Most people are familiar with the concept of social and economic inequality, but although it affects a large part of the world's population, it is still somewhat abstract for many people. Photographer Johnny Miller intends to make it visible through his project Unequal Scenes, capturing images of spatial inequality from a very revealing perspective: aerial imagery.
The project started in South Africa, a country that is socially and spatially marked by apartheid, and now has been taken to Brazil to document scenarios in which extreme poverty and wealth coexist within a few meters, showing how distance is not only a measurement of physical length but can also imply more complex aspects, deeply rooted in our society.
For most people from other countries, Brazil is synonymous with inequality due to the favelas in Rio, which is why I wanted - needed - to come here to follow up on my project. This inversion, with the poor living on the hills and the rich on the lower part, is a unique phenomenon that puts poverty in the spotlight. My theory, which was eventually proved, was that Brazilians seem to accept inequality - or poverty - as a sad but inevitable aspect of life.
– Johnny Miller
For this project, Miller photographed landscapes and the wealth gap in São Paulo, Rio de Janeiro, Belo Horizonte, Santos, and Guarujá. Touched by how Brazilians seem to accept this condition, the photographer believes that the power of his series lies not only in the visual legacy of this urban phenomenon, but in the discussions that it can foster about the future of cities, work, and transportation, especially in a political moment as absurd and tragic as the one we are currently experiencing.

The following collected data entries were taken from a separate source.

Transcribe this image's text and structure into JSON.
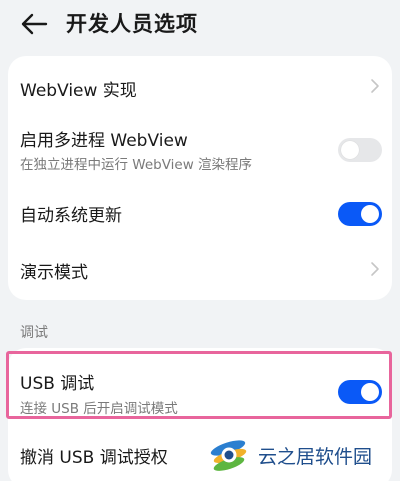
{
  "header": {
    "title": "开发人员选项"
  },
  "group1": {
    "webview_impl": {
      "title": "WebView 实现"
    },
    "multiprocess": {
      "title": "启用多进程 WebView",
      "subtitle": "在独立进程中运行 WebView 渲染程序",
      "enabled": false
    },
    "auto_update": {
      "title": "自动系统更新",
      "enabled": true
    },
    "demo_mode": {
      "title": "演示模式"
    }
  },
  "section_debug": {
    "label": "调试"
  },
  "group2": {
    "usb_debug": {
      "title": "USB 调试",
      "subtitle": "连接 USB 后开启调试模式",
      "enabled": true
    },
    "revoke": {
      "title": "撤消 USB 调试授权"
    }
  },
  "watermark": {
    "text": "云之居软件园"
  },
  "colors": {
    "accent": "#0a59f7",
    "highlight": "#e8659c",
    "background": "#f1f3f5"
  }
}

Miller hopes to play his role "respectfully, as a person seeking to highlight outstanding examples of failed social policies" printed on the urban landscape. In Brazil, especially in Rio de Janeiro, this is even more striking: in addition to the social struggle of wealth and poverty living side by side in a constant state of tension, there is also the confrontation between urban and natural environments, in which we can witness the sad and rapid collapse of the latter.
"Of course there are nuances, grey areas, and different ways of perceiving the particularities of each place, but the essence is the same, in the sense that these places are real, they exist, they result from systemic choices made by us as a society, and we have the power to change that reality if we want to," says the photographer. We already know that there are no isolated problems in the world and that everything is part of the same system, which creates a complex tangle of social, environmental, economic, political, and urban issues. So, changing this reality is no longer a question of will, it's about our survival in the world as a society.